Lápide de Spritz Cookies (foto cortesia de Rosie Grant) “A comida era obviamente importante para todos eles; todos eram bons cozinheiros e tinham suas receitas favoritas”, disse-me Grant. "Além disso, eles eram muito generosos - as matriarcas e os chefes de alimentação de suas famílias. Eles organizavam feriados e celebrações e alimentavam a todos. Quando as pessoas pensam em grandes e importantes lembranças familiares, elas estão no centro."

Grant iniciou o projeto há pouco mais de dois anos, inicialmente como uma tarefa de mídia social de uma escola de pós-graduação, documentando a vida e a manutenção do cemitério no Cemitério do Congresso de Washington DC. Mas então ela ouviu falar do túmulo de Naomi Odessa Miller Dawson no Brooklyn, que continha uma inscrição com uma receita dos biscoitos spritz favoritos de Dawson. Grant decidiu preparar e documentar a receita da lápide no TikTok.

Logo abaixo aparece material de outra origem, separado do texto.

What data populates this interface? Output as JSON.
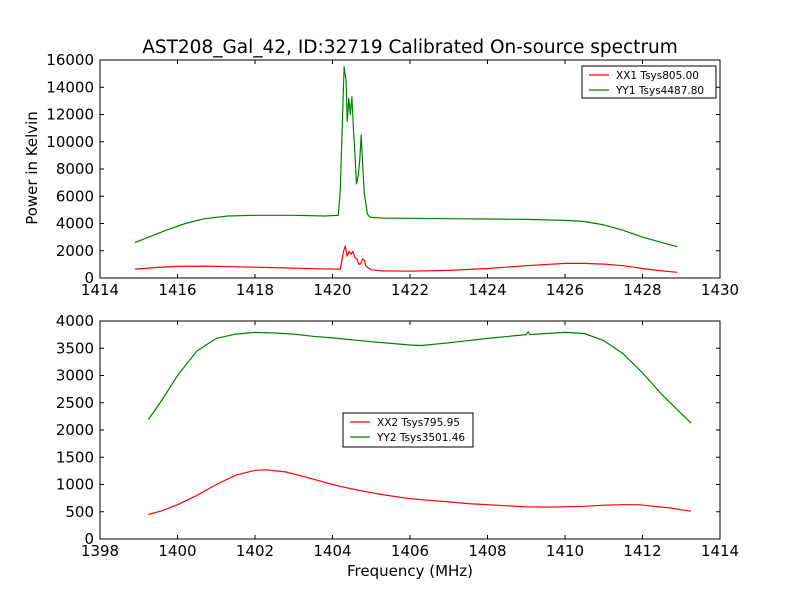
{
  "figure": {
    "title": "AST208_Gal_42, ID:32719 Calibrated On-source spectrum",
    "ylabel": "Power in Kelvin",
    "xlabel": "Frequency (MHz)"
  },
  "chart_data": [
    {
      "type": "line",
      "title": "AST208_Gal_42, ID:32719 Calibrated On-source spectrum",
      "xlabel": "",
      "ylabel": "Power in Kelvin",
      "xlim": [
        1414,
        1430
      ],
      "ylim": [
        0,
        16000
      ],
      "xticks": [
        "1414",
        "1416",
        "1418",
        "1420",
        "1422",
        "1424",
        "1426",
        "1428",
        "1430"
      ],
      "yticks": [
        "0",
        "2000",
        "4000",
        "6000",
        "8000",
        "10000",
        "12000",
        "14000",
        "16000"
      ],
      "grid": false,
      "legend_position": "top-right",
      "series": [
        {
          "name": "XX1 Tsys805.00",
          "color": "#ff0000",
          "x": [
            1414.9,
            1415.5,
            1416.0,
            1416.7,
            1417.5,
            1418.5,
            1419.5,
            1420.2,
            1420.28,
            1420.33,
            1420.38,
            1420.43,
            1420.48,
            1420.53,
            1420.58,
            1420.63,
            1420.68,
            1420.73,
            1420.78,
            1420.82,
            1420.86,
            1420.92,
            1421.0,
            1421.3,
            1422.0,
            1423.0,
            1424.0,
            1425.0,
            1426.0,
            1426.5,
            1427.0,
            1427.5,
            1428.0,
            1428.5,
            1428.9
          ],
          "y": [
            650,
            780,
            850,
            870,
            820,
            760,
            680,
            650,
            1900,
            2350,
            1600,
            1950,
            1750,
            1950,
            1500,
            1400,
            1000,
            1050,
            1400,
            1300,
            900,
            750,
            600,
            520,
            500,
            560,
            700,
            900,
            1070,
            1070,
            1020,
            900,
            700,
            520,
            420
          ]
        },
        {
          "name": "YY1 Tsys4487.80",
          "color": "#008000",
          "x": [
            1414.9,
            1415.3,
            1415.7,
            1416.2,
            1416.7,
            1417.3,
            1418.0,
            1419.0,
            1419.8,
            1420.15,
            1420.2,
            1420.25,
            1420.3,
            1420.35,
            1420.38,
            1420.42,
            1420.46,
            1420.5,
            1420.54,
            1420.58,
            1420.62,
            1420.66,
            1420.7,
            1420.74,
            1420.78,
            1420.82,
            1420.86,
            1420.9,
            1420.95,
            1421.0,
            1421.3,
            1422.0,
            1423.0,
            1424.0,
            1425.0,
            1426.0,
            1426.5,
            1427.0,
            1427.5,
            1428.0,
            1428.5,
            1428.9
          ],
          "y": [
            2600,
            3050,
            3500,
            4000,
            4350,
            4550,
            4600,
            4600,
            4550,
            4600,
            6500,
            11000,
            15500,
            14500,
            11500,
            13200,
            12000,
            13300,
            11000,
            9000,
            6900,
            7500,
            8500,
            10500,
            8300,
            6200,
            5500,
            4700,
            4500,
            4450,
            4400,
            4380,
            4350,
            4330,
            4300,
            4230,
            4150,
            3900,
            3500,
            3000,
            2600,
            2300
          ]
        }
      ]
    },
    {
      "type": "line",
      "title": "",
      "xlabel": "Frequency (MHz)",
      "ylabel": "",
      "xlim": [
        1398,
        1414
      ],
      "ylim": [
        0,
        4000
      ],
      "xticks": [
        "1398",
        "1400",
        "1402",
        "1404",
        "1406",
        "1408",
        "1410",
        "1412",
        "1414"
      ],
      "yticks": [
        "0",
        "500",
        "1000",
        "1500",
        "2000",
        "2500",
        "3000",
        "3500",
        "4000"
      ],
      "grid": false,
      "legend_position": "center",
      "series": [
        {
          "name": "XX2 Tsys795.95",
          "color": "#ff0000",
          "x": [
            1399.25,
            1399.6,
            1400.0,
            1400.5,
            1401.0,
            1401.5,
            1402.0,
            1402.3,
            1402.8,
            1403.5,
            1404.0,
            1404.5,
            1405.0,
            1405.5,
            1406.0,
            1406.5,
            1407.0,
            1407.5,
            1408.0,
            1408.5,
            1409.0,
            1409.5,
            1410.0,
            1410.5,
            1411.0,
            1411.5,
            1411.9,
            1412.3,
            1412.7,
            1413.25
          ],
          "y": [
            450,
            520,
            630,
            800,
            1000,
            1170,
            1260,
            1270,
            1230,
            1100,
            1000,
            920,
            850,
            790,
            740,
            710,
            680,
            650,
            630,
            610,
            590,
            585,
            590,
            600,
            620,
            630,
            630,
            600,
            570,
            510
          ]
        },
        {
          "name": "YY2 Tsys3501.46",
          "color": "#008000",
          "x": [
            1399.25,
            1399.6,
            1400.0,
            1400.5,
            1401.0,
            1401.5,
            1402.0,
            1402.5,
            1403.0,
            1403.5,
            1404.0,
            1405.0,
            1406.0,
            1406.3,
            1407.0,
            1408.0,
            1409.0,
            1409.05,
            1409.1,
            1409.5,
            1410.0,
            1410.5,
            1411.0,
            1411.5,
            1412.0,
            1412.5,
            1413.0,
            1413.25
          ],
          "y": [
            2190,
            2550,
            3000,
            3450,
            3680,
            3760,
            3790,
            3780,
            3760,
            3720,
            3690,
            3620,
            3560,
            3550,
            3600,
            3680,
            3750,
            3800,
            3750,
            3770,
            3790,
            3770,
            3640,
            3400,
            3050,
            2650,
            2300,
            2130
          ]
        }
      ]
    }
  ]
}
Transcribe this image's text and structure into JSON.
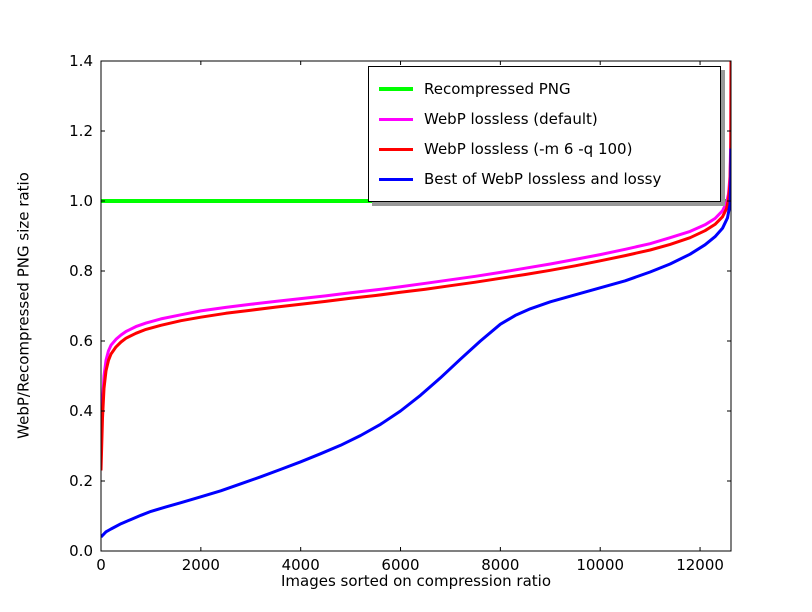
{
  "figure": {
    "background": "#ffffff"
  },
  "chart_data": {
    "type": "line",
    "title": "",
    "xlabel": "Images sorted on compression ratio",
    "ylabel": "WebP/Recompressed PNG size ratio",
    "xlim": [
      0,
      12620
    ],
    "ylim": [
      0.0,
      1.4
    ],
    "xticks": [
      0,
      2000,
      4000,
      6000,
      8000,
      10000,
      12000
    ],
    "yticks": [
      "0.0",
      "0.2",
      "0.4",
      "0.6",
      "0.8",
      "1.0",
      "1.2",
      "1.4"
    ],
    "grid": false,
    "legend_position": "upper right",
    "series": [
      {
        "name": "Recompressed PNG",
        "color": "#00ff00",
        "linewidth": 4,
        "points": [
          [
            0,
            1.0
          ],
          [
            12620,
            1.0
          ]
        ]
      },
      {
        "name": "WebP lossless (default)",
        "color": "#ff00ff",
        "linewidth": 3,
        "points": [
          [
            0,
            0.285
          ],
          [
            30,
            0.42
          ],
          [
            60,
            0.5
          ],
          [
            100,
            0.545
          ],
          [
            150,
            0.572
          ],
          [
            200,
            0.588
          ],
          [
            300,
            0.605
          ],
          [
            400,
            0.617
          ],
          [
            500,
            0.627
          ],
          [
            700,
            0.641
          ],
          [
            900,
            0.651
          ],
          [
            1200,
            0.663
          ],
          [
            1600,
            0.675
          ],
          [
            2000,
            0.686
          ],
          [
            2500,
            0.696
          ],
          [
            3000,
            0.705
          ],
          [
            3500,
            0.713
          ],
          [
            4000,
            0.721
          ],
          [
            4500,
            0.729
          ],
          [
            5000,
            0.738
          ],
          [
            5500,
            0.746
          ],
          [
            6000,
            0.755
          ],
          [
            6500,
            0.765
          ],
          [
            7000,
            0.775
          ],
          [
            7500,
            0.785
          ],
          [
            8000,
            0.796
          ],
          [
            8500,
            0.808
          ],
          [
            9000,
            0.82
          ],
          [
            9500,
            0.833
          ],
          [
            10000,
            0.847
          ],
          [
            10500,
            0.862
          ],
          [
            11000,
            0.878
          ],
          [
            11400,
            0.895
          ],
          [
            11800,
            0.913
          ],
          [
            12100,
            0.932
          ],
          [
            12300,
            0.95
          ],
          [
            12450,
            0.972
          ],
          [
            12530,
            0.995
          ],
          [
            12570,
            1.02
          ],
          [
            12600,
            1.07
          ],
          [
            12615,
            1.18
          ],
          [
            12620,
            1.4
          ]
        ]
      },
      {
        "name": "WebP lossless (-m 6 -q 100)",
        "color": "#ff0000",
        "linewidth": 3,
        "points": [
          [
            0,
            0.23
          ],
          [
            30,
            0.38
          ],
          [
            60,
            0.465
          ],
          [
            100,
            0.515
          ],
          [
            150,
            0.545
          ],
          [
            200,
            0.563
          ],
          [
            300,
            0.583
          ],
          [
            400,
            0.597
          ],
          [
            500,
            0.608
          ],
          [
            700,
            0.622
          ],
          [
            900,
            0.633
          ],
          [
            1200,
            0.645
          ],
          [
            1600,
            0.658
          ],
          [
            2000,
            0.668
          ],
          [
            2500,
            0.679
          ],
          [
            3000,
            0.688
          ],
          [
            3500,
            0.697
          ],
          [
            4000,
            0.705
          ],
          [
            4500,
            0.713
          ],
          [
            5000,
            0.722
          ],
          [
            5500,
            0.73
          ],
          [
            6000,
            0.739
          ],
          [
            6500,
            0.748
          ],
          [
            7000,
            0.758
          ],
          [
            7500,
            0.768
          ],
          [
            8000,
            0.779
          ],
          [
            8500,
            0.79
          ],
          [
            9000,
            0.802
          ],
          [
            9500,
            0.815
          ],
          [
            10000,
            0.829
          ],
          [
            10500,
            0.844
          ],
          [
            11000,
            0.86
          ],
          [
            11400,
            0.876
          ],
          [
            11800,
            0.895
          ],
          [
            12100,
            0.915
          ],
          [
            12300,
            0.933
          ],
          [
            12450,
            0.955
          ],
          [
            12530,
            0.978
          ],
          [
            12570,
            1.005
          ],
          [
            12600,
            1.05
          ],
          [
            12615,
            1.15
          ],
          [
            12620,
            1.4
          ]
        ]
      },
      {
        "name": "Best of WebP lossless and lossy",
        "color": "#0000ff",
        "linewidth": 3,
        "points": [
          [
            0,
            0.04
          ],
          [
            100,
            0.055
          ],
          [
            200,
            0.063
          ],
          [
            400,
            0.078
          ],
          [
            600,
            0.09
          ],
          [
            800,
            0.102
          ],
          [
            1000,
            0.113
          ],
          [
            1300,
            0.126
          ],
          [
            1600,
            0.138
          ],
          [
            2000,
            0.155
          ],
          [
            2400,
            0.172
          ],
          [
            2800,
            0.192
          ],
          [
            3200,
            0.212
          ],
          [
            3600,
            0.233
          ],
          [
            4000,
            0.255
          ],
          [
            4400,
            0.278
          ],
          [
            4800,
            0.302
          ],
          [
            5200,
            0.33
          ],
          [
            5600,
            0.362
          ],
          [
            6000,
            0.4
          ],
          [
            6400,
            0.445
          ],
          [
            6800,
            0.495
          ],
          [
            7200,
            0.548
          ],
          [
            7600,
            0.6
          ],
          [
            8000,
            0.648
          ],
          [
            8300,
            0.673
          ],
          [
            8600,
            0.692
          ],
          [
            9000,
            0.712
          ],
          [
            9500,
            0.732
          ],
          [
            10000,
            0.752
          ],
          [
            10500,
            0.772
          ],
          [
            11000,
            0.797
          ],
          [
            11400,
            0.82
          ],
          [
            11800,
            0.848
          ],
          [
            12100,
            0.875
          ],
          [
            12300,
            0.898
          ],
          [
            12450,
            0.922
          ],
          [
            12550,
            0.952
          ],
          [
            12600,
            0.99
          ],
          [
            12615,
            1.06
          ],
          [
            12620,
            1.15
          ]
        ]
      }
    ]
  }
}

Tornou-se viral durante a noite, acumulando um milhão de curtidas. Logo ela aprendeu sobre outras famílias que gravaram as lápides de seus entes queridos com suas receitas favoritas, em parte graças às melhorias na tecnologia de lápides que permitem mais personalização. Agora com 195 mil seguidores no TikTok e mais de 8 milhões de curtidas, Grant está considerando transformar o projeto em um livro de receitas.

Comer e morrer são duas coisas que todos nós, seres humanos, compartilhamos.

"Que frase é essa? Cada vez que alguém morre, é como se uma biblioteca morresse", disse Grant. "Há muito conhecimento e história alimentar em cada pessoa. Essa tem sido uma parte muito interessante deste projeto, a quantidade de histórias que estou recebendo sobre as pessoas. Olhando os comentários no TikTok, todo mundo tem uma história pessoal sobre comida: 'Minha mãe , pai ou avó faz isso. Meu pai faleceu e eu nunca recebi sua receita de churrasco. Gostaria de tê-lo entrevistado.' Esses legados e histórias alimentares que podemos considerar garantidos são muito preciosos”.

Comer e morrer são duas coisas que todos nós, seres humanos, partilhamos, embora os americanos, em particular, tenham receio de falar abertamente sobre esta última. Unir os dois, digamos, falando sobre uma receita que colocaríamos em nossas lápides, pode oferecer um ponto de entrada mais alegre para o Movimento Morte Positiva, que postula que as pessoas na sociedade são mais saudáveis ​​se falarem mais abertamente sobre a mortalidade e como elas quero ser homenageado.

“Existe a ideia de que se tivéssemos conversas sobre como gostaríamos de ser lembrados?” Grant disse. "Como você quer que seja o seu memorial? A comida é uma lente muito fácil para isso."